We camped within sight of the mountain and I reluctantly left it the next morning.

As I write this, my husband and I are on a West Coast road trip. I originally planned it for 2020, but we know what happened that year. This year, we flew into Seattle and rented a car to drive through Oregon and into California to see the Pacific Northwest and visit friends and family. High on my list of ‘can’t be missed’ destinations was Mt. Shasta. I have a framed photo on my office wall and gaze at it daily. I’ve told countless people of my 1995 discovery (including you now).
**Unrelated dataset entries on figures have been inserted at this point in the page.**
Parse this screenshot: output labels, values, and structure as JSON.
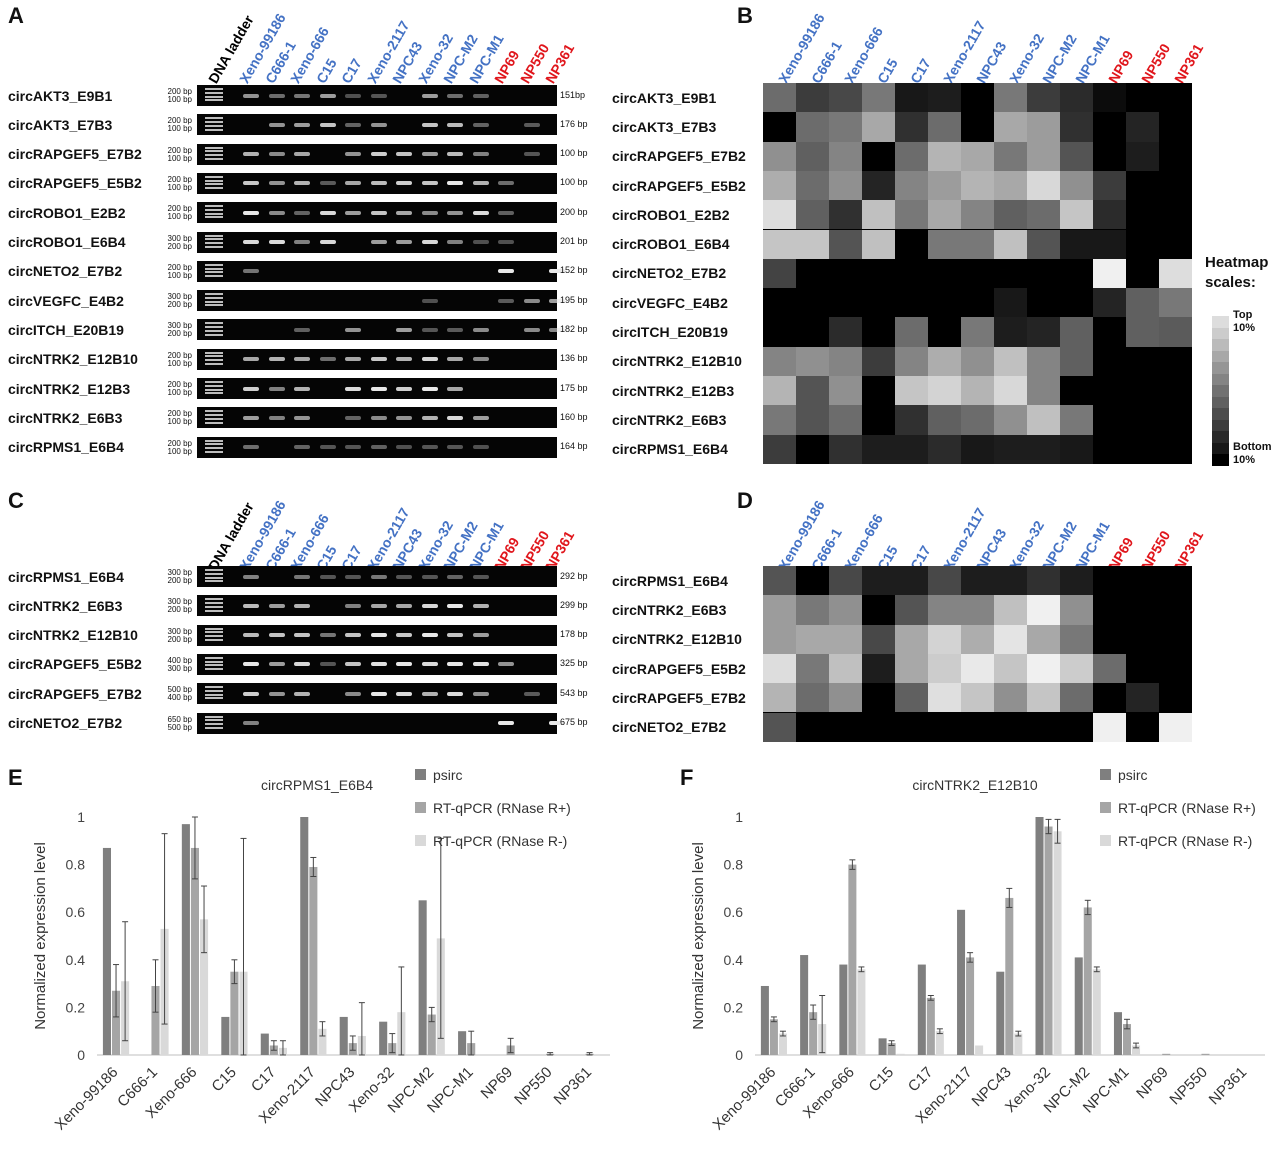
{
  "panel_labels": {
    "a": "A",
    "b": "B",
    "c": "C",
    "d": "D",
    "e": "E",
    "f": "F"
  },
  "dna_ladder": "DNA ladder",
  "lanes": [
    "Xeno-99186",
    "C666-1",
    "Xeno-666",
    "C15",
    "C17",
    "Xeno-2117",
    "NPC43",
    "Xeno-32",
    "NPC-M2",
    "NPC-M1",
    "NP69",
    "NP550",
    "NP361"
  ],
  "lane_colors": {
    "tumor": "#4472c4",
    "normal": "#e0151b"
  },
  "panel_a": {
    "rows": [
      {
        "name": "circAKT3_E9B1",
        "ladder": [
          "200 bp",
          "100 bp"
        ],
        "size": "151bp"
      },
      {
        "name": "circAKT3_E7B3",
        "ladder": [
          "200 bp",
          "100 bp"
        ],
        "size": "176 bp"
      },
      {
        "name": "circRAPGEF5_E7B2",
        "ladder": [
          "200 bp",
          "100 bp"
        ],
        "size": "100 bp"
      },
      {
        "name": "circRAPGEF5_E5B2",
        "ladder": [
          "200 bp",
          "100 bp"
        ],
        "size": "100 bp"
      },
      {
        "name": "circROBO1_E2B2",
        "ladder": [
          "200 bp",
          "100 bp"
        ],
        "size": "200 bp"
      },
      {
        "name": "circROBO1_E6B4",
        "ladder": [
          "300 bp",
          "200 bp"
        ],
        "size": "201 bp"
      },
      {
        "name": "circNETO2_E7B2",
        "ladder": [
          "200 bp",
          "100 bp"
        ],
        "size": "152 bp"
      },
      {
        "name": "circVEGFC_E4B2",
        "ladder": [
          "300 bp",
          "200 bp"
        ],
        "size": "195 bp"
      },
      {
        "name": "circITCH_E20B19",
        "ladder": [
          "300 bp",
          "200 bp"
        ],
        "size": "182 bp"
      },
      {
        "name": "circNTRK2_E12B10",
        "ladder": [
          "200 bp",
          "100 bp"
        ],
        "size": "136 bp"
      },
      {
        "name": "circNTRK2_E12B3",
        "ladder": [
          "200 bp",
          "100 bp"
        ],
        "size": "175 bp"
      },
      {
        "name": "circNTRK2_E6B3",
        "ladder": [
          "200 bp",
          "100 bp"
        ],
        "size": "160 bp"
      },
      {
        "name": "circRPMS1_E6B4",
        "ladder": [
          "200 bp",
          "100 bp"
        ],
        "size": "164 bp"
      }
    ]
  },
  "panel_b": {
    "scale_title": "Heatmap scales:",
    "scale_top": "Top 10%",
    "scale_bottom": "Bottom 10%",
    "heatmap": [
      [
        0.45,
        0.25,
        0.3,
        0.5,
        0.1,
        0.12,
        0.0,
        0.5,
        0.25,
        0.18,
        0.05,
        0.0,
        0.0
      ],
      [
        0.0,
        0.45,
        0.5,
        0.7,
        0.2,
        0.45,
        0.0,
        0.7,
        0.65,
        0.2,
        0.0,
        0.15,
        0.0
      ],
      [
        0.6,
        0.4,
        0.55,
        0.0,
        0.45,
        0.75,
        0.7,
        0.5,
        0.65,
        0.35,
        0.0,
        0.12,
        0.0
      ],
      [
        0.72,
        0.45,
        0.6,
        0.15,
        0.55,
        0.65,
        0.75,
        0.7,
        0.9,
        0.6,
        0.25,
        0.0,
        0.0
      ],
      [
        0.92,
        0.4,
        0.2,
        0.8,
        0.5,
        0.7,
        0.55,
        0.4,
        0.45,
        0.82,
        0.18,
        0.0,
        0.0
      ],
      [
        0.82,
        0.82,
        0.35,
        0.8,
        0.0,
        0.5,
        0.5,
        0.8,
        0.35,
        0.1,
        0.1,
        0.0,
        0.0
      ],
      [
        0.28,
        0.0,
        0.0,
        0.0,
        0.0,
        0.0,
        0.0,
        0.0,
        0.0,
        0.0,
        1.0,
        0.0,
        0.92
      ],
      [
        0.0,
        0.0,
        0.0,
        0.0,
        0.0,
        0.0,
        0.0,
        0.1,
        0.0,
        0.0,
        0.15,
        0.4,
        0.5
      ],
      [
        0.0,
        0.0,
        0.18,
        0.0,
        0.45,
        0.0,
        0.5,
        0.12,
        0.15,
        0.4,
        0.0,
        0.4,
        0.38
      ],
      [
        0.55,
        0.6,
        0.55,
        0.25,
        0.55,
        0.72,
        0.6,
        0.8,
        0.55,
        0.4,
        0.0,
        0.0,
        0.0
      ],
      [
        0.75,
        0.35,
        0.6,
        0.0,
        0.82,
        0.88,
        0.75,
        0.9,
        0.55,
        0.0,
        0.0,
        0.0,
        0.0
      ],
      [
        0.5,
        0.35,
        0.45,
        0.0,
        0.2,
        0.4,
        0.45,
        0.6,
        0.8,
        0.5,
        0.0,
        0.0,
        0.0
      ],
      [
        0.25,
        0.0,
        0.2,
        0.12,
        0.12,
        0.18,
        0.1,
        0.12,
        0.12,
        0.1,
        0.0,
        0.0,
        0.0
      ]
    ],
    "scale_levels": [
      0.92,
      0.85,
      0.78,
      0.7,
      0.62,
      0.55,
      0.47,
      0.4,
      0.32,
      0.25,
      0.17,
      0.1,
      0.0
    ]
  },
  "panel_c": {
    "rows": [
      {
        "name": "circRPMS1_E6B4",
        "ladder": [
          "300 bp",
          "200 bp"
        ],
        "size": "292 bp"
      },
      {
        "name": "circNTRK2_E6B3",
        "ladder": [
          "300 bp",
          "200 bp"
        ],
        "size": "299 bp"
      },
      {
        "name": "circNTRK2_E12B10",
        "ladder": [
          "300 bp",
          "200 bp"
        ],
        "size": "178 bp"
      },
      {
        "name": "circRAPGEF5_E5B2",
        "ladder": [
          "400 bp",
          "300 bp"
        ],
        "size": "325 bp"
      },
      {
        "name": "circRAPGEF5_E7B2",
        "ladder": [
          "500 bp",
          "400 bp"
        ],
        "size": "543 bp"
      },
      {
        "name": "circNETO2_E7B2",
        "ladder": [
          "650 bp",
          "500 bp"
        ],
        "size": "675 bp"
      }
    ]
  },
  "panel_d": {
    "heatmap": [
      [
        0.35,
        0.0,
        0.3,
        0.12,
        0.12,
        0.3,
        0.12,
        0.12,
        0.2,
        0.12,
        0.0,
        0.0,
        0.0
      ],
      [
        0.65,
        0.5,
        0.6,
        0.0,
        0.35,
        0.55,
        0.55,
        0.8,
        1.0,
        0.6,
        0.0,
        0.0,
        0.0
      ],
      [
        0.65,
        0.7,
        0.7,
        0.3,
        0.7,
        0.88,
        0.72,
        0.95,
        0.7,
        0.5,
        0.0,
        0.0,
        0.0
      ],
      [
        0.92,
        0.5,
        0.8,
        0.12,
        0.7,
        0.85,
        0.97,
        0.82,
        1.0,
        0.85,
        0.45,
        0.0,
        0.0
      ],
      [
        0.75,
        0.45,
        0.6,
        0.0,
        0.4,
        0.93,
        0.82,
        0.6,
        0.82,
        0.45,
        0.0,
        0.15,
        0.0
      ],
      [
        0.35,
        0.0,
        0.0,
        0.0,
        0.0,
        0.0,
        0.0,
        0.0,
        0.0,
        0.0,
        1.0,
        0.0,
        1.0
      ]
    ]
  },
  "chart_data": [
    {
      "type": "bar",
      "title": "circRPMS1_E6B4",
      "ylabel": "Normalized expression level",
      "xlabel": "",
      "ylim": [
        0,
        1
      ],
      "yticks": [
        "0",
        "0.2",
        "0.4",
        "0.6",
        "0.8",
        "1"
      ],
      "categories": [
        "Xeno-99186",
        "C666-1",
        "Xeno-666",
        "C15",
        "C17",
        "Xeno-2117",
        "NPC43",
        "Xeno-32",
        "NPC-M2",
        "NPC-M1",
        "NP69",
        "NP550",
        "NP361"
      ],
      "series": [
        {
          "name": "psirc",
          "color": "#7f7f7f",
          "values": [
            0.87,
            0,
            0.97,
            0.16,
            0.09,
            1.0,
            0.16,
            0.14,
            0.65,
            0.1,
            0,
            0,
            0
          ]
        },
        {
          "name": "RT-qPCR (RNase R+)",
          "color": "#a5a5a5",
          "values": [
            0.27,
            0.29,
            0.87,
            0.35,
            0.04,
            0.79,
            0.05,
            0.05,
            0.17,
            0.05,
            0.04,
            0.005,
            0.005
          ],
          "error": [
            0.11,
            0.11,
            0.13,
            0.05,
            0.02,
            0.04,
            0.03,
            0.04,
            0.03,
            0.05,
            0.03,
            0.005,
            0.005
          ]
        },
        {
          "name": "RT-qPCR (RNase R-)",
          "color": "#d9d9d9",
          "values": [
            0.31,
            0.53,
            0.57,
            0.35,
            0.03,
            0.11,
            0.08,
            0.18,
            0.49,
            0,
            0,
            0,
            0
          ],
          "error": [
            0.25,
            0.4,
            0.14,
            0.56,
            0.03,
            0.03,
            0.14,
            0.19,
            0.42,
            0,
            0,
            0,
            0
          ]
        }
      ]
    },
    {
      "type": "bar",
      "title": "circNTRK2_E12B10",
      "ylabel": "Normalized expression level",
      "xlabel": "",
      "ylim": [
        0,
        1
      ],
      "yticks": [
        "0",
        "0.2",
        "0.4",
        "0.6",
        "0.8",
        "1"
      ],
      "categories": [
        "Xeno-99186",
        "C666-1",
        "Xeno-666",
        "C15",
        "C17",
        "Xeno-2117",
        "NPC43",
        "Xeno-32",
        "NPC-M2",
        "NPC-M1",
        "NP69",
        "NP550",
        "NP361"
      ],
      "series": [
        {
          "name": "psirc",
          "color": "#7f7f7f",
          "values": [
            0.29,
            0.42,
            0.38,
            0.07,
            0.38,
            0.61,
            0.35,
            1.0,
            0.41,
            0.18,
            0,
            0,
            0
          ]
        },
        {
          "name": "RT-qPCR (RNase R+)",
          "color": "#a5a5a5",
          "values": [
            0.15,
            0.18,
            0.8,
            0.05,
            0.24,
            0.41,
            0.66,
            0.96,
            0.62,
            0.13,
            0.005,
            0.005,
            0
          ],
          "error": [
            0.01,
            0.03,
            0.02,
            0.01,
            0.01,
            0.02,
            0.04,
            0.03,
            0.03,
            0.02,
            0,
            0,
            0
          ]
        },
        {
          "name": "RT-qPCR (RNase R-)",
          "color": "#d9d9d9",
          "values": [
            0.09,
            0.13,
            0.36,
            0.005,
            0.1,
            0.04,
            0.09,
            0.94,
            0.36,
            0.04,
            0,
            0,
            0
          ],
          "error": [
            0.01,
            0.12,
            0.01,
            0,
            0.01,
            0,
            0.01,
            0.05,
            0.01,
            0.01,
            0,
            0,
            0
          ]
        }
      ]
    }
  ]
}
When we arrived in Seattle, smoke from wildfires diminished visibility. Seattle and Portland, Oregon, were ranked first and second globally for the poorest air quality. As we entered northern California, I wondered if I would even see my beloved Mt. Shasta. Finally, I rounded a bend on Interstate 5 and there it was, looming as majestic as ever, though grey with atmospheric smoke.

A doctor friend once told me that if you take the time to get to know someone, anyone, you are likely to discover great sorrow in their life. Most of us experience sorrow, disappointment, and even tragedy. Sometimes it can feel like life has greyed us out.

Mt. Shasta offers hope. Although the smoke dimmed its visibility, it still rises triumphant from the ground, firm and steadfast, unchanged by the air around it.

The wildfires will subside and the air quality recover. Fresh snow will fall and Mt. Shasta’s glory will be fully visible to all who visit. But Mt. Shasta didn’t change. The smoke could never diminish its true nature, only hide it temporarily from our eyes.